Seitdem Oma Stephanie zuhause bleiben muss und isoliert ist, erledige ich ihre Einkäufe und bringe ihr die Briefe.
TEXT UND FOTOS: JONATHAN WEIDENBRUCH
Oma Stephanie ist 93 Jahre alt und wohnt alleine in ihrer kleinen Wohnung in einer Seitengasse der Landstraße im 3. Bezirk. Sie ist schon fast 40 Jahre in Pension. Ihren Alltag bewältigt sie aber jeden Tag aufs Neue von allein. Fremde Hilfe möchte sie nicht. Verständlich – denn Oma Stephanie war ihr ganzes Leben nicht auf welche angewiesen und möchte es jetzt auch nicht sein.
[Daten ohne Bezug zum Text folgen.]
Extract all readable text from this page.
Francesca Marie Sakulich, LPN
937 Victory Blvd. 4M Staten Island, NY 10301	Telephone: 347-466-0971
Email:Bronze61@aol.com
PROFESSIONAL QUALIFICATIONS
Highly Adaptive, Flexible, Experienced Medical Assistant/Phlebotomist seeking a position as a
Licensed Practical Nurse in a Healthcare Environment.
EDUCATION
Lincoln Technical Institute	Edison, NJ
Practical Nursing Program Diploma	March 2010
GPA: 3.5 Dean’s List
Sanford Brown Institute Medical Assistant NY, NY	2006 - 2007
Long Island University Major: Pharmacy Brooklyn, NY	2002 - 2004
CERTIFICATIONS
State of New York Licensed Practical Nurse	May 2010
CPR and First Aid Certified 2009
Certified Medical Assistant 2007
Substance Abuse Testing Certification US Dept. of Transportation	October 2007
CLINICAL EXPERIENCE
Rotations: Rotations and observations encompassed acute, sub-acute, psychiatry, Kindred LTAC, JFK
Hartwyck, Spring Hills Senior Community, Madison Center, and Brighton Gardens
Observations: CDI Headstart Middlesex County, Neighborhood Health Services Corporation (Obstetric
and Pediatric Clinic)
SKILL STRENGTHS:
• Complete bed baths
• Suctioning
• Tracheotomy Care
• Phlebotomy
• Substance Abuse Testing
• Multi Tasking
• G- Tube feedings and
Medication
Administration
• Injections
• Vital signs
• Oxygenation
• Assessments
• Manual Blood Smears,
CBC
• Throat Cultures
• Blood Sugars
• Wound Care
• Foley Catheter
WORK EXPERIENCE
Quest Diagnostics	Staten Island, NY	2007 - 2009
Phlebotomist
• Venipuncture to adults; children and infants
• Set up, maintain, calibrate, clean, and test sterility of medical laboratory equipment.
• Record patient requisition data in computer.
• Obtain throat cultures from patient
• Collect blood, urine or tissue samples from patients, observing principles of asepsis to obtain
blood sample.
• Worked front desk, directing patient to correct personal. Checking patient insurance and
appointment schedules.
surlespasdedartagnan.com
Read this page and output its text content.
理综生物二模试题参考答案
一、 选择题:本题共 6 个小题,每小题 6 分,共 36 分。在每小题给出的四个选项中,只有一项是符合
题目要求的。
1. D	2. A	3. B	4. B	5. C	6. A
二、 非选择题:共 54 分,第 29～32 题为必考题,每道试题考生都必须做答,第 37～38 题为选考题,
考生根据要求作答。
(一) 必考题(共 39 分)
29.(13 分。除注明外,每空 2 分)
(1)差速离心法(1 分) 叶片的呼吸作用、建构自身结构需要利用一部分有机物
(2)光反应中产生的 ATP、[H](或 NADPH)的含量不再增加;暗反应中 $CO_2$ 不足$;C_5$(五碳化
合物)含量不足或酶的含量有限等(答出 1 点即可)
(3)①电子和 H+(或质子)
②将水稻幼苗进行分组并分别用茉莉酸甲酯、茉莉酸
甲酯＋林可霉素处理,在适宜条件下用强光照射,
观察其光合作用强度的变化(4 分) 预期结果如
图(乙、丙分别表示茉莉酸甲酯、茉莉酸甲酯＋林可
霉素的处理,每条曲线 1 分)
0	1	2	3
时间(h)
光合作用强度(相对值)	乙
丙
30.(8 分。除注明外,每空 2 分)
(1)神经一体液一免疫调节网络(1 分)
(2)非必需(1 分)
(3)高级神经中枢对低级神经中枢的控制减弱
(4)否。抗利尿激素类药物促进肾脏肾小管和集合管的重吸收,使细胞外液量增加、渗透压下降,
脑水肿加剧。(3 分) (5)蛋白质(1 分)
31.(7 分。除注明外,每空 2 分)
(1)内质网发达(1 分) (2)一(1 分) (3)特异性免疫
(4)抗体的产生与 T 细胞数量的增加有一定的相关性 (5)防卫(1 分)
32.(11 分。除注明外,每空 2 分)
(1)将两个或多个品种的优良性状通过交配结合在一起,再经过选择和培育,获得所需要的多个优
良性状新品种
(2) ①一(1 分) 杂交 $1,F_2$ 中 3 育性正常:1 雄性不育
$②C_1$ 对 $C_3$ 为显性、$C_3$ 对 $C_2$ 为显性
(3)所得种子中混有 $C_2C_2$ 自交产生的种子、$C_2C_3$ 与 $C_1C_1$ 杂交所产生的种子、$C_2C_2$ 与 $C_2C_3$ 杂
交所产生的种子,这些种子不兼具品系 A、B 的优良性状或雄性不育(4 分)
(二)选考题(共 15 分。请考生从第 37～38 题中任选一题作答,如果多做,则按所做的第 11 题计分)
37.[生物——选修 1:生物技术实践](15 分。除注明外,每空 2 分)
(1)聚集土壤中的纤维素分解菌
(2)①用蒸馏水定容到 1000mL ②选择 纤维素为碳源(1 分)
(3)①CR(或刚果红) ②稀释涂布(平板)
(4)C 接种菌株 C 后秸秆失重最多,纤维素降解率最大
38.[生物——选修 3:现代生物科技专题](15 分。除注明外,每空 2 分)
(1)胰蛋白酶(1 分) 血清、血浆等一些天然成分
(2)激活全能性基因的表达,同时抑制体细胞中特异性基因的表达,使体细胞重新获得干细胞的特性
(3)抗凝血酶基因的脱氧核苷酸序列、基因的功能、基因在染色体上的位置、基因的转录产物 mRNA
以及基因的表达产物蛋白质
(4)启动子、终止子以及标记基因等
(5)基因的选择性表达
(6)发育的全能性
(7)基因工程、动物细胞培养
Oma Stephanie lässt sich von niemandem etwas sagen. Früher war sie Buchhalterin in einer großen Firma und ist sogar mal Autorennen auf der Höhenstraße gefahren. Das muss in den frühen 50ern gewesen sein. Oma Stephanie sagt, dass sie eine tolle Autofahrerin gewesen sei und leidenschaftlich gern gefahren sei. Sie hat sich auch damals von niemanden etwas vorschreiben lassen.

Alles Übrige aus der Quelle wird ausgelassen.